Países devem enfrentar consequências de suas próprias ações, diz presidente do BC alemão

VENEZA (Reuters) - Os países têm de arcar com as conseqüências de suas próprias decisões fiscais, afirmou o presidente do banco central alemão, Jens Weidmann, nesta quinta-feira, alertando que qualquer movimento para salvar os pares da zona euro pode levar à disseminação de dúvidas de solvência.

Jens Weidmann, presidente do banco central alemão durante conferência em Berlim. 02/12/2014 REUTERS/Hannibal Hanschke

Em seus comentários, onde ele destacou a recusa da Grécia a cooperar com a troika de inspetores de credores internacionais, Weidmann também advertiu que não poderia haver partilha de responsabilidade fiscal, sem primeiro ceder soberania.

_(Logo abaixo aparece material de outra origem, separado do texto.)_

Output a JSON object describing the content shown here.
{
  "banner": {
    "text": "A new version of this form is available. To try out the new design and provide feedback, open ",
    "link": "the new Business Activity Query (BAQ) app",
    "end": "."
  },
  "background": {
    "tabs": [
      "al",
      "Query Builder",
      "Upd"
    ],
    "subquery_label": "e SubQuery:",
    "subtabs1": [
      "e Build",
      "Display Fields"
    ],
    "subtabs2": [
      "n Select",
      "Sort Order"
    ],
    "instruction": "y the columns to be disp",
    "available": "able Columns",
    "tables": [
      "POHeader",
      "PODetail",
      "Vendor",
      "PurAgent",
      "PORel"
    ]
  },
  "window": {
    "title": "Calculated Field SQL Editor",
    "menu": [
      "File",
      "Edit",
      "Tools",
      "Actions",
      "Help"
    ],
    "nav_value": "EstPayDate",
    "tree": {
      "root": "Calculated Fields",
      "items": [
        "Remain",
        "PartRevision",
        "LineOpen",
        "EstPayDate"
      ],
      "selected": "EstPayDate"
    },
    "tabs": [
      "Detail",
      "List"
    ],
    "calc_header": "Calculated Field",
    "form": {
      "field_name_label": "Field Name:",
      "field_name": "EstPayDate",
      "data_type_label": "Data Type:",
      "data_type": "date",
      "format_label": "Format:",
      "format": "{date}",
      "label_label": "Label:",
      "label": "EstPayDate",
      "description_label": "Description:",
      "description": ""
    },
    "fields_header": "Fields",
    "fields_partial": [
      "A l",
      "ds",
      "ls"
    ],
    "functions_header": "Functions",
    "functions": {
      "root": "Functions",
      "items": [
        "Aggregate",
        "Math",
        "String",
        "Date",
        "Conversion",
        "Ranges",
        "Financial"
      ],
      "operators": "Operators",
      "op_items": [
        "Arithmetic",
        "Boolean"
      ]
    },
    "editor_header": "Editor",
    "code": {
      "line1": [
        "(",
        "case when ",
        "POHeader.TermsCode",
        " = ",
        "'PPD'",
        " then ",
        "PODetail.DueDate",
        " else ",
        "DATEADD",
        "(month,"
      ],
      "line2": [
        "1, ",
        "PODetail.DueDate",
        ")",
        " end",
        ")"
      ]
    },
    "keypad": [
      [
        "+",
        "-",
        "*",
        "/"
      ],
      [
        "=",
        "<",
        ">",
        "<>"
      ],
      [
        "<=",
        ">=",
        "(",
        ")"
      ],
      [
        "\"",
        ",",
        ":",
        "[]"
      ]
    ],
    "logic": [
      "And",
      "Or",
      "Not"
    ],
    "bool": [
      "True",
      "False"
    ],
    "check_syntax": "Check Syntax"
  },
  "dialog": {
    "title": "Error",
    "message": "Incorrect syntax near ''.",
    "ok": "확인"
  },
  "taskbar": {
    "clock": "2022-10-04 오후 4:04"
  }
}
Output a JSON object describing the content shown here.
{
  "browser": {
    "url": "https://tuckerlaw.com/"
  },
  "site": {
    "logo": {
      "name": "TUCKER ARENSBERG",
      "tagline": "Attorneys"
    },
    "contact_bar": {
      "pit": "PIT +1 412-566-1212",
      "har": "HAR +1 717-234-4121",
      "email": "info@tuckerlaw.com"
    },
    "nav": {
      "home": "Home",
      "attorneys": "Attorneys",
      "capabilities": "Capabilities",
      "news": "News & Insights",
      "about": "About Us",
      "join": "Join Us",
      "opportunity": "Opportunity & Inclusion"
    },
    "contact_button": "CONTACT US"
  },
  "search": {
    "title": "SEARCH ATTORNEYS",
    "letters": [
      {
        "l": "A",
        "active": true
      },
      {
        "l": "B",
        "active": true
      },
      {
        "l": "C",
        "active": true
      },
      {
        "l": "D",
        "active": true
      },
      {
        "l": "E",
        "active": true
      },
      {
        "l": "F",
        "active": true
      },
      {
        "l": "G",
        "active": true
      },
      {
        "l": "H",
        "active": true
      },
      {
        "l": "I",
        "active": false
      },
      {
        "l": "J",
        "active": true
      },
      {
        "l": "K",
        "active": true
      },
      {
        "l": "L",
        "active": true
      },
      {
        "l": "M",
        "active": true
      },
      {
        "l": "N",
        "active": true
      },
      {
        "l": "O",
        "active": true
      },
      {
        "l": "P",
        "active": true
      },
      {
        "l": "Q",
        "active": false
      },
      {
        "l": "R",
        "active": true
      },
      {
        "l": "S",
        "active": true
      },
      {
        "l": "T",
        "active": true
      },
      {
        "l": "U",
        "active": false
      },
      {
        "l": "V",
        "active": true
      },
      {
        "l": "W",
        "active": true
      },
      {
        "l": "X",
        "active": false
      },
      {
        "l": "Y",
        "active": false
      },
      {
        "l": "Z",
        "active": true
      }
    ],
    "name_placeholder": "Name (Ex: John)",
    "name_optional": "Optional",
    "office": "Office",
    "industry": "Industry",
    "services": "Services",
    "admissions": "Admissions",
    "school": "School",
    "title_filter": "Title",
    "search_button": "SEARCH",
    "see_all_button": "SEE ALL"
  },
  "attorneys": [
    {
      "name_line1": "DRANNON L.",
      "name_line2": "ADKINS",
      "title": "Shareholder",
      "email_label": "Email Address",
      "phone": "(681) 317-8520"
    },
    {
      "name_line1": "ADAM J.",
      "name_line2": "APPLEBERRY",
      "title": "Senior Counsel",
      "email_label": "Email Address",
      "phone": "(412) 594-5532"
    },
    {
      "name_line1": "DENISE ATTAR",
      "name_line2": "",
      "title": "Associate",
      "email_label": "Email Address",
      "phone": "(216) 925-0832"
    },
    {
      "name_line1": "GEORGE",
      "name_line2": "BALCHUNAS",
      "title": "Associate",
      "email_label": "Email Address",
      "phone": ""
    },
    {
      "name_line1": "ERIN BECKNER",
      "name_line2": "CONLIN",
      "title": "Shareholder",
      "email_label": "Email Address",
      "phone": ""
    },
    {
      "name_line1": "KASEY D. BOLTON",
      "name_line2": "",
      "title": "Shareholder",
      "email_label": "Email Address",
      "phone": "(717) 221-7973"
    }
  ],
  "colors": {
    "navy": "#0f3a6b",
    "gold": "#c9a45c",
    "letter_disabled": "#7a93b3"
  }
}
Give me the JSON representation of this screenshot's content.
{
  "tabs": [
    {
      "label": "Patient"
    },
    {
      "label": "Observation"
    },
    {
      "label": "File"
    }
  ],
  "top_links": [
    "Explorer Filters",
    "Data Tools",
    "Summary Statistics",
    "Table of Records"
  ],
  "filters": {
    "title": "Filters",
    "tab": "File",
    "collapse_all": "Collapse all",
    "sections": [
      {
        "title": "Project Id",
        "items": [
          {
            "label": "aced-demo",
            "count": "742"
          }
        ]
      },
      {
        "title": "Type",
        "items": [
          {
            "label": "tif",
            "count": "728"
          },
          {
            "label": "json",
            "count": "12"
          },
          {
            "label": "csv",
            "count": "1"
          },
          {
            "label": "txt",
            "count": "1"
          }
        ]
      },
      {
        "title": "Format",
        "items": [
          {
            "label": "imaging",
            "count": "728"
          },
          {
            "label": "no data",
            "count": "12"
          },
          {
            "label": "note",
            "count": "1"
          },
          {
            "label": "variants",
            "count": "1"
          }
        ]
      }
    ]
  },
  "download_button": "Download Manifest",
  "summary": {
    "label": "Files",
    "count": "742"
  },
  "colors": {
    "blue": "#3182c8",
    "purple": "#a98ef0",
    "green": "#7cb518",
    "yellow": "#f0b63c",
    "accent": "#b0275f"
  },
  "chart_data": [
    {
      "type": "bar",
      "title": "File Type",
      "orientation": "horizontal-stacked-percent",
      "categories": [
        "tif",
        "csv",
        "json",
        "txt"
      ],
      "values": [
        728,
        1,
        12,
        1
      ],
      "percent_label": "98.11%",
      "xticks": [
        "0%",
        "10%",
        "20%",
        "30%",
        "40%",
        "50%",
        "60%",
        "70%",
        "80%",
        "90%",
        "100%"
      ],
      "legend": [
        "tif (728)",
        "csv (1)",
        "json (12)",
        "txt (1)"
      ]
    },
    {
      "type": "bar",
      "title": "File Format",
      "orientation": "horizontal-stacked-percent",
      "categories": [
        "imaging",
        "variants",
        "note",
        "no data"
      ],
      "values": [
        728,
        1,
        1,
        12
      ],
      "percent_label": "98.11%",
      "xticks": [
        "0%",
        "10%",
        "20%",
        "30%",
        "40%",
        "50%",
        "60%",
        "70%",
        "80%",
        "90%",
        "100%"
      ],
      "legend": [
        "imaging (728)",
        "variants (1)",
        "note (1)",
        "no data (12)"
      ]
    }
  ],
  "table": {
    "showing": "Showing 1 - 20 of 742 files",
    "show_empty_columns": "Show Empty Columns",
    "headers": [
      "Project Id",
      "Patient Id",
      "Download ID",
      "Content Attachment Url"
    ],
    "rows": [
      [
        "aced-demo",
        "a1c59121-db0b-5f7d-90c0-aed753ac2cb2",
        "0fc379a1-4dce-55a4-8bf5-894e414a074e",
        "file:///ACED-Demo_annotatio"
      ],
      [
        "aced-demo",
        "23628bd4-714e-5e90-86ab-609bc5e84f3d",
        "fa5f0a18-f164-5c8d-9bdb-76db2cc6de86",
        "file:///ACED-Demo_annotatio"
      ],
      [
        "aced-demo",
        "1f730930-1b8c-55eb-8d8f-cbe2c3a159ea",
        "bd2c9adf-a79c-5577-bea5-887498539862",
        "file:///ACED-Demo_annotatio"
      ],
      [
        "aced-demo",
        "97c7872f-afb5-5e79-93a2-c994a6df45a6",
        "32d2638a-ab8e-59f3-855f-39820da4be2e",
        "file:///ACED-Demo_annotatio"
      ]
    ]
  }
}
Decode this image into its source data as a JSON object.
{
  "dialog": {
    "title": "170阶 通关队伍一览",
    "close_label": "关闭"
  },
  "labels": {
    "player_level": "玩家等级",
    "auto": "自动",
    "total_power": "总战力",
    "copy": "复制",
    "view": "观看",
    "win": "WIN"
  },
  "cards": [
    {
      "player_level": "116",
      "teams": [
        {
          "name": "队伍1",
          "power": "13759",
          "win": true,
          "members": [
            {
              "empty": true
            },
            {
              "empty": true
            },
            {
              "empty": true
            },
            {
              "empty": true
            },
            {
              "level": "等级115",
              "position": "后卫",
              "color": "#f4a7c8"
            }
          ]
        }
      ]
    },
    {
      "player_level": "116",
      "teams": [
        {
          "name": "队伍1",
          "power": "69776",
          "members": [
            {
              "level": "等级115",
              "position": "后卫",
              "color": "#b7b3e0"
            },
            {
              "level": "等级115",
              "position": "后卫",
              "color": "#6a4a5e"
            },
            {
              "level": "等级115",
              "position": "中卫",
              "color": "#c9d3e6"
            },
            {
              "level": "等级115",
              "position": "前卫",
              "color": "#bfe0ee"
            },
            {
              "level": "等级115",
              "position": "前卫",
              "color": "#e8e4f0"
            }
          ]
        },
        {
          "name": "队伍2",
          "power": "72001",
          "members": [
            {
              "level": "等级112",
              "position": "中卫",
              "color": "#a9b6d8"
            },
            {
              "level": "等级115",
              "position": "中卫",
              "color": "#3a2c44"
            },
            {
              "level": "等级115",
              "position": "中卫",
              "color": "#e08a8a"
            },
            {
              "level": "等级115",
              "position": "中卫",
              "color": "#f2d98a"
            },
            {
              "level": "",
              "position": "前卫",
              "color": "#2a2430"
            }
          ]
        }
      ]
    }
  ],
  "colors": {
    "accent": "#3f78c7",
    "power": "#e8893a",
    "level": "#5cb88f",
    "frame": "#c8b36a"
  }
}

“Os estados-membros continuam sendo inteiramente responsáveis pelas consequências de suas próprias decisões fiscais autônomas”, disse em Veneza Weidmann, que também faz parte do Conselho do Banco Central Europeu (BCE).

“Se os participantes do mercado tendem a ver a união monetária como um sistema de assistência financeira mútua em caso de sérios problemas, dúvidas sobre a solvência de um país poderiam se espalhar mais rapidamente para os outros Estados membros”, completou.